Natural Colours

The use of natural colours according to land use or climate may give the map-reader a realistic feeling of the area.

The following example is from the Tibesti Mountains (Chad, Africa) in the Sahara desert. The reddish yellow colors reinforce the impression of an arid landscape. The choice of different light directions in the map (northwest to northeast) was probably deliberate in order to emphasize certain forms.

bardai
“Bardai” (section), original scale 1:25,000, © National Academy for Civil Engineering, Berlin, 1967.
bardai_foto
Aerial photography of Bardai.

The map “Die Welt ist bunt” (The World is Colourful) divides the earth’s surface into 10 climate categories. The reddish orange describes the hot, burned soil of the desert. Yellowish orange depicts semi-desert and desert steppe.
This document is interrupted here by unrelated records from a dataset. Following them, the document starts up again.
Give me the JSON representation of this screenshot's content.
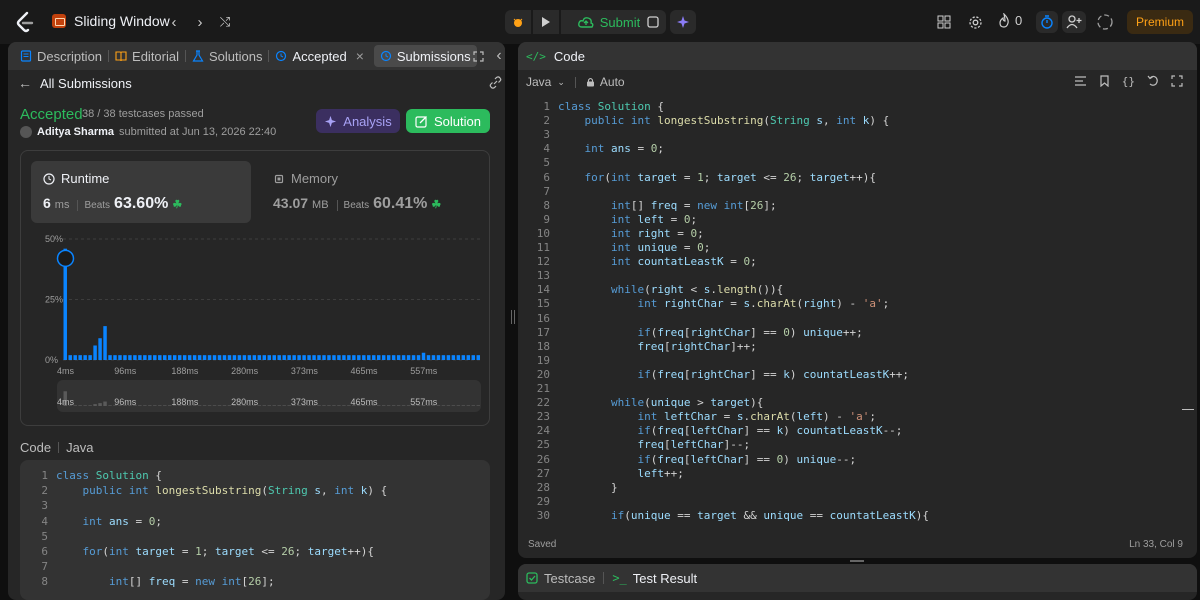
{
  "topbar": {
    "problem_title": "Sliding Window",
    "submit_label": "Submit",
    "streak": "0",
    "premium_label": "Premium"
  },
  "left": {
    "tabs": [
      "Description",
      "Editorial",
      "Solutions",
      "Accepted",
      "Submissions"
    ],
    "all_submissions": "All Submissions",
    "status": "Accepted",
    "testcases": "38 / 38 testcases passed",
    "user": "Aditya Sharma",
    "submitted": "submitted at Jun 13, 2026 22:40",
    "analysis_label": "Analysis",
    "solution_label": "Solution",
    "runtime": {
      "label": "Runtime",
      "value": "6",
      "unit": "ms",
      "beats": "Beats",
      "pct": "63.60%"
    },
    "memory": {
      "label": "Memory",
      "value": "43.07",
      "unit": "MB",
      "beats": "Beats",
      "pct": "60.41%"
    },
    "code_label": "Code",
    "code_lang": "Java"
  },
  "chart_data": {
    "type": "bar",
    "ytick_labels": [
      "50%",
      "25%",
      "0%"
    ],
    "xtick_labels": [
      "4ms",
      "96ms",
      "188ms",
      "280ms",
      "373ms",
      "465ms",
      "557ms"
    ],
    "ylim": [
      0,
      50
    ],
    "values": [
      46,
      2,
      2,
      2,
      2,
      2,
      6,
      9,
      14,
      2,
      2,
      2,
      2,
      2,
      2,
      2,
      2,
      2,
      2,
      2,
      2,
      2,
      2,
      2,
      2,
      2,
      2,
      2,
      2,
      2,
      2,
      2,
      2,
      2,
      2,
      2,
      2,
      2,
      2,
      2,
      2,
      2,
      2,
      2,
      2,
      2,
      2,
      2,
      2,
      2,
      2,
      2,
      2,
      2,
      2,
      2,
      2,
      2,
      2,
      2,
      2,
      2,
      2,
      2,
      2,
      2,
      2,
      2,
      2,
      2,
      2,
      2,
      3,
      2,
      2,
      2,
      2,
      2,
      2,
      2,
      2,
      2,
      2,
      2
    ],
    "highlight_index": 0,
    "bar_color": "#0a84ff"
  },
  "right": {
    "title": "Code",
    "lang": "Java",
    "mode": "Auto",
    "saved": "Saved",
    "cursor": "Ln 33, Col 9"
  },
  "bottom": {
    "testcase": "Testcase",
    "test_result": "Test Result"
  },
  "code_lines": [
    "class Solution {",
    "    public int longestSubstring(String s, int k) {",
    "",
    "    int ans = 0;",
    "",
    "    for(int target = 1; target <= 26; target++){",
    "",
    "        int[] freq = new int[26];",
    "        int left = 0;",
    "        int right = 0;",
    "        int unique = 0;",
    "        int countatLeastK = 0;",
    "",
    "        while(right < s.length()){",
    "            int rightChar = s.charAt(right) - 'a';",
    "",
    "            if(freq[rightChar] == 0) unique++;",
    "            freq[rightChar]++;",
    "",
    "            if(freq[rightChar] == k) countatLeastK++;",
    "",
    "        while(unique > target){",
    "            int leftChar = s.charAt(left) - 'a';",
    "            if(freq[leftChar] == k) countatLeastK--;",
    "            freq[leftChar]--;",
    "            if(freq[leftChar] == 0) unique--;",
    "            left++;",
    "        }",
    "",
    "        if(unique == target && unique == countatLeastK){"
  ]
}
Green tones, varying between a green-brown (coniferous woodland), green-yellow (agricultural land) to a green-blue (rainforest), stand for humid areas.

natural_falk
“Die Welt ist bunt” (section), original scale 1:40 million (size 48 x 138 cm), © Falk Verlag, 1963. Relief shading by Fritz Hölzel, colours by W. Dylewski.

The following map uses the same shaded relief as the example illustrating hypsometric colours. Here, the brown colour represents the arid desert better.

egypt
“Nildelta, Suezkanal, Jordangraben” (section), original scale 1:2 million. © Schweizer Weltatlas, 1997.